Mutual fund money managers are no great shakes either. In the 2007 Barron’s Roundtable, which brings together 11 leading Street stock experts, only four had more than half of their top choices outperform the market. Daunting. In 2008, some 56% of the 72 total picks outperformed, though only 32% showed a gain in absolute terms, and half of those were currencies, commodities, and other nonstocks. More than one-third of the selections collapsed by at least 50%. Quite a statement on the ability of Wall Street to pick stocks.

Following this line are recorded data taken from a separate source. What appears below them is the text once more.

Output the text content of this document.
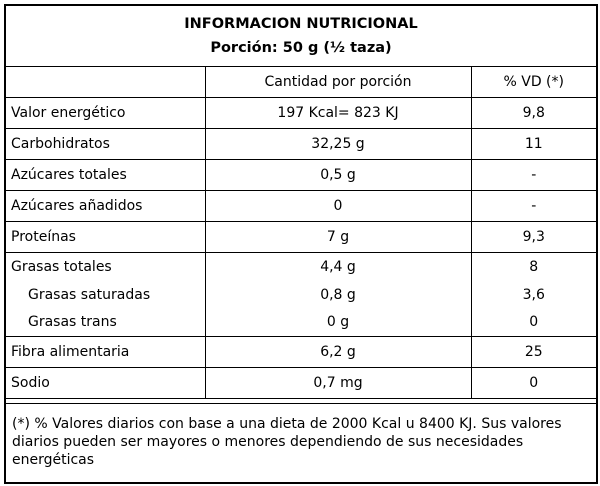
INFORMACION NUTRICIONAL
Porción: 50 g (½ taza)		

	Cantidad por porción	% VD (*)
Valor energético	197 Kcal= 823 KJ	9,8
Carbohidratos	32,25 g	11
Azúcares totales	0,5 g	-
Azúcares añadidos	0	-
Proteínas	7 g	9,3
Grasas totales	4,4 g	8
Grasas saturadas	0,8 g	3,6
Grasas trans	0 g	0
Fibra alimentaria	6,2 g	25
Sodio	0,7 mg	0

(*) % Valores diarios con base a una dieta de 2000 Kcal u 8400 KJ. Sus valores diarios pueden ser mayores o menores dependiendo de sus necesidades energéticas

If that is not enough proof, Charles Schwab rates stocks A to F. From May 2002 to October 2003, its F-rated names, those deemed to have the poorest prospects, performed the best of any category, ahead 30%. In another survey, The Wall Street Journal reported that Investars.com ranked Street research firms by how each one’s stock picks performed compared to the S&P 500 over a one-year span ending in May 2005. You have probably never heard of four of the top five: Weiss Ratings, Columbine Capital, Ford Equity Research, and Channel Trend. The major brokerage Buy-rated stock results were strewn farther down the list. Pretty much the same pattern held true when performance was evaluated over a four-year term. The Street pushes analysts to emphasize institutional hand-holding and marketing, not research and stock recommendations. No wonder the record stinks.

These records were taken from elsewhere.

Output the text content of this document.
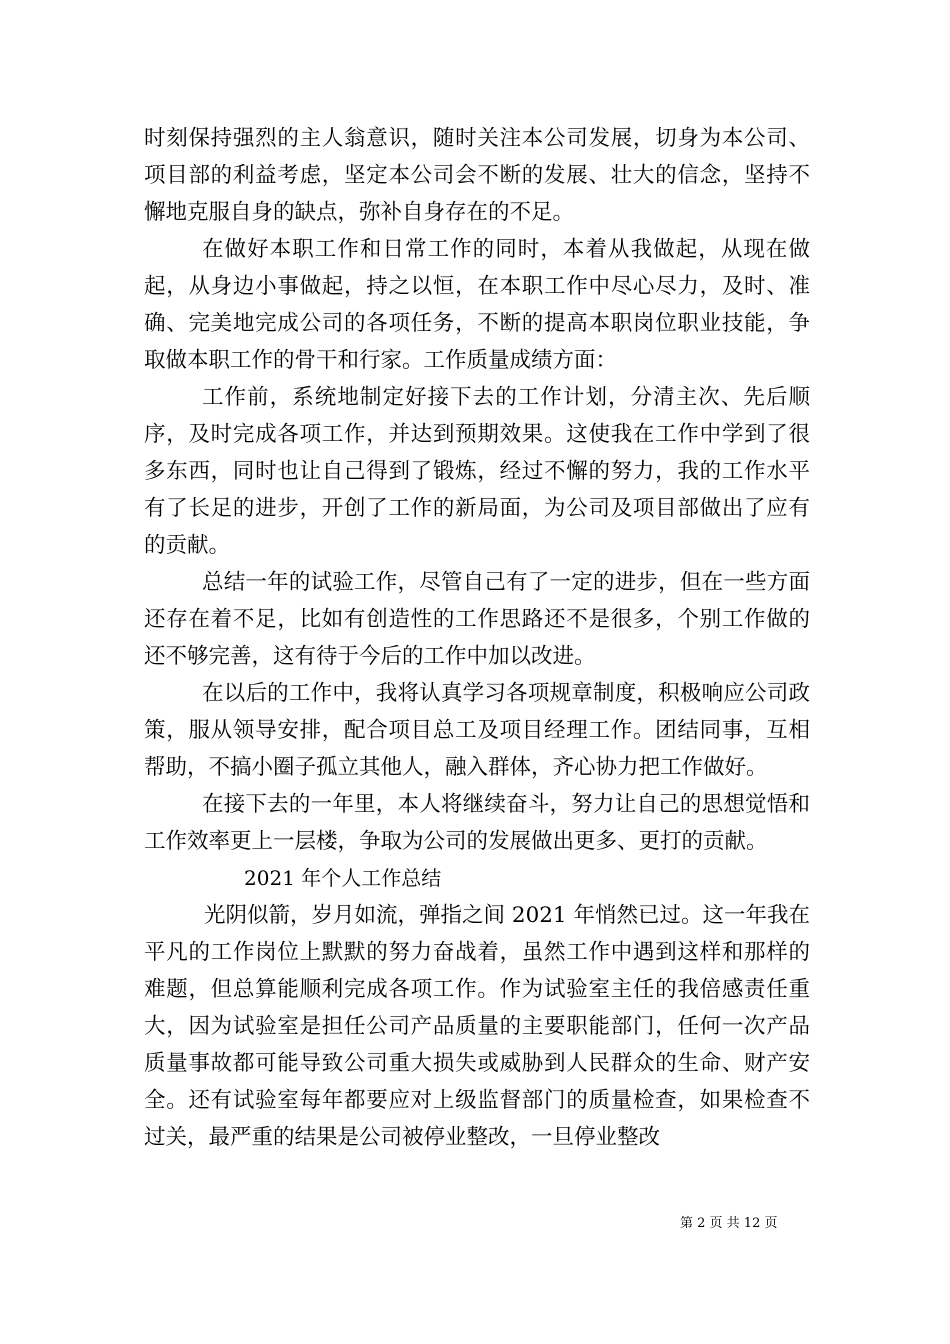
时刻保持强烈的主人翁意识，随时关注本公司发展，切身为本公司、项目部的利益考虑，坚定本公司会不断的发展、壮大的信念，坚持不懈地克服自身的缺点，弥补自身存在的不足。

在做好本职工作和日常工作的同时，本着从我做起，从现在做起，从身边小事做起，持之以恒，在本职工作中尽心尽力，及时、准确、完美地完成公司的各项任务，不断的提高本职岗位职业技能，争取做本职工作的骨干和行家。工作质量成绩方面：

工作前，系统地制定好接下去的工作计划，分清主次、先后顺序，及时完成各项工作，并达到预期效果。这使我在工作中学到了很多东西，同时也让自己得到了锻炼，经过不懈的努力，我的工作水平有了长足的进步，开创了工作的新局面，为公司及项目部做出了应有的贡献。

总结一年的试验工作，尽管自己有了一定的进步，但在一些方面还存在着不足，比如有创造性的工作思路还不是很多，个别工作做的还不够完善，这有待于今后的工作中加以改进。

在以后的工作中，我将认真学习各项规章制度，积极响应公司政策，服从领导安排，配合项目总工及项目经理工作。团结同事，互相帮助，不搞小圈子孤立其他人，融入群体，齐心协力把工作做好。

在接下去的一年里，本人将继续奋斗，努力让自己的思想觉悟和工作效率更上一层楼，争取为公司的发展做出更多、更打的贡献。

2021 年个人工作总结

光阴似箭，岁月如流，弹指之间 2021 年悄然已过。这一年我在平凡的工作岗位上默默的努力奋战着，虽然工作中遇到这样和那样的难题，但总算能顺利完成各项工作。作为试验室主任的我倍感责任重大，因为试验室是担任公司产品质量的主要职能部门，任何一次产品质量事故都可能导致公司重大损失或威胁到人民群众的生命、财产安全。还有试验室每年都要应对上级监督部门的质量检查，如果检查不过关，最严重的结果是公司被停业整改，一旦停业整改

第 2 页 共 12 页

Insightful research analysis has little bearing on the accuracy of Buy or Sell recommendations. Brokerage analysts are usually good at providing thorough, informative company and industry research. But their investment-rating track record is mediocre. The system encourages this by compensating analysts for profile, status, clout, and industry/company knowledge rather than for their investment opinion accuracy. The extreme influence and impact of analysts can result in great damage when investors are misled. Jack Grubman is the poster boy example here. As a telecommunications analyst with more experience than most of the green Internet analysts, he should have known better than to engage in overt cheerleading of his banking clients. Apparently he did not, as evidenced by his statement in a BusinessWeek quote about his actions: “What used to be conflict is now a synergy.” He shunned his fiduciary duty to be relatively unbiased as an analyst. Grubman’s incestuous investment banking behavior destroyed his research credibility. Several of his top recommendations were advocated almost all the way into Chapter 11—Global Crossing, MCI WorldCom, and others. He is now permanently barred from the business.
Analysts’ compensation, often more than one million dollars annually, is unrelated to the performance of their stock recommendations. A portfolio manager’s investment record can be tracked daily in the mutual fund listings. But analysts are not paid for the accuracy of their stock opinions. Their income depends on institutional client polls, overall eminence and influence, institutional sales and trading evaluations, aid in doing investment banking deals (there is still involvement here), and overall subjective judgment by research management.